Hanging out with Yangyi

            Every time I’ve met with Yangyi this semester it has been in a more artificial, manufactured way than I would prefer. Recently, I’ve had some issues with him not coming to our meetings. After some thought, I decided to make it less of an intrusive meeting than something he could do while going about his normal routine. Thus, we ate at Market Square together. It was an experience…maybe we won’t do it again. But I did learn a few things.

            First, some Chinese students apparently have trouble digesting American food. Yangyi doesn’t have any problems and actually likes some American food (“not as much as Chinese food, but its good. Whatever,” he says), but he tells me that some of his friends just can’t take American food. I think that’s pretty interesting.

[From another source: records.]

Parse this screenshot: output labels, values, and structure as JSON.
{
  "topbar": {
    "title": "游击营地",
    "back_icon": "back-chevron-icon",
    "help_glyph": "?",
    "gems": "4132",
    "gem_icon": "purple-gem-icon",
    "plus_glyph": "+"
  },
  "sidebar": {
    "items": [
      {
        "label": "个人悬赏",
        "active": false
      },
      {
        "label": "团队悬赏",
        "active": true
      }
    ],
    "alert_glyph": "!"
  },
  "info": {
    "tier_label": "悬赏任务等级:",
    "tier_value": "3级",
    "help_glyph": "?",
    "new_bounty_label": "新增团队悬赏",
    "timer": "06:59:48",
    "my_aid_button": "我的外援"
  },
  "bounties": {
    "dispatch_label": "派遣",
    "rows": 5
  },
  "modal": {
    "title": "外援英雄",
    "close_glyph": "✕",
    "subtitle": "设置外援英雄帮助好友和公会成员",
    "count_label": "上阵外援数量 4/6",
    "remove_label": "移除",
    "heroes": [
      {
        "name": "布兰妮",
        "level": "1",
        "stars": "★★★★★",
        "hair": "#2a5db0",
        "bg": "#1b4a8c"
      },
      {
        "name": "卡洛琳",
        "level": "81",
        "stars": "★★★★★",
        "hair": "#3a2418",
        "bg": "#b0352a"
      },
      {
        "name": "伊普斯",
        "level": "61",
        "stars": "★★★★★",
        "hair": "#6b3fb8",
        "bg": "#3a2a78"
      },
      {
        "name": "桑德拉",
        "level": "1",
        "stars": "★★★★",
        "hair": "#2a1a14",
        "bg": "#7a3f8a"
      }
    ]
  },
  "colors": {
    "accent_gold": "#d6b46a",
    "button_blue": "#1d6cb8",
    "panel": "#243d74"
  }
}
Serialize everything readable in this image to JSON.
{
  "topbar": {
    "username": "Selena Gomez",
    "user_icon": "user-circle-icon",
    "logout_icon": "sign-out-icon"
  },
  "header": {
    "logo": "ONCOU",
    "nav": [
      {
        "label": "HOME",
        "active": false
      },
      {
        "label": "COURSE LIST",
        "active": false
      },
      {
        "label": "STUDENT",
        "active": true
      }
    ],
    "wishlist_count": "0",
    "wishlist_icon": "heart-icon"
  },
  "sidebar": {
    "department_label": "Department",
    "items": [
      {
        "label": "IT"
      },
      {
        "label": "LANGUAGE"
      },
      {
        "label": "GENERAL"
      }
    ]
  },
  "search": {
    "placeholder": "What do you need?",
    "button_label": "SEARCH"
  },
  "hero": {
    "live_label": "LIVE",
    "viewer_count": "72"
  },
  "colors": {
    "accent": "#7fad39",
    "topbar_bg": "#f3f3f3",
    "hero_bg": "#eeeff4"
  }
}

Through my discussions with my friend who is an international student from China, they don’t really have many restaurants in China from other cultures, not really anyway. Perhaps that adds to their inability to digest American food. But he seems to like it. We both got burgers and fries.

            The main discussion topic on the menu was Thanksgiving Break. He asked what I was doing and I told him I was going home. I explained to him the 3 F’s of Thanksgiving: Food, Football, and Family. He looked at me and then took another bite. I laughed awkwardly, and then we moved on.

            I asked him what his plans were and he said a lot of his friends were headed up to New York because they had never went, but he and a group of his friends are headed down to Houston for Thanksgiving. He said it was for the beach, but I warned him he wouldn’t find much beach there. I suggested Galveston. He was a little distraught at the fact that all of the friends going with him at that time were girls. I told him not to worry about it too much, but he questioned whether he could get one of the guys going to New York to cancel their trip to go with him.

            It was strange to me for them not to experience the American holiday while they are here. All of his friends are Chinese International students. Last year, I took the friend referred to earlier home with me for the week of Thanksgiving. She said that it was really important to her to experience our culture just as I would want to experience hers if (and, according to her, when) I travel to China. However, because Yangyi hasn’t made any American friends and doesn’t really know any Americans besides me, he was unable to experience the holiday. I felt bad, but he didn’t really seem to care. This woke me up to the idea that of course he wouldn’t necessarily care. It only matters so greatly to me because it has been engrained into my culture and into my life. But he has other holidays I don’t necessarily recognize that he is probably grief-stricken when he misses them.

            So this conversation resulted in 2 basic understandings: (1) I was sorry he didn’t get to experience Thanksgiving, one of my favorite holidays, and (2) it served as a culture-check for me to lead towards a better understanding of how it is like to be in another country when holidays occur that are not among your customs.

1 comment:

  1. The first time my conversation partner and I met, we just sat at Union Grounds and I kept awkwardly ordering things because there would be awkward silences at some points, but since then we've eaten at Market Square for all our meetings and it has seemed to work out a little better each and every time.

    I find your bit about the lack of American food in China really interesting. I never would have guessed that that is the case, and I usually just assume that in today's world every other country has that part of American culture integrated in their own.

    Also, my partner didn't really seem to care about Thanksgiving either. She just said she'd eat some turkey and then move on with her break. Of course this was weird to me also, like it was weird to you, but then I thought about how her culture may have some holiday that I am completely unaware of, just how most cultures are unaware of our Thanksgiving.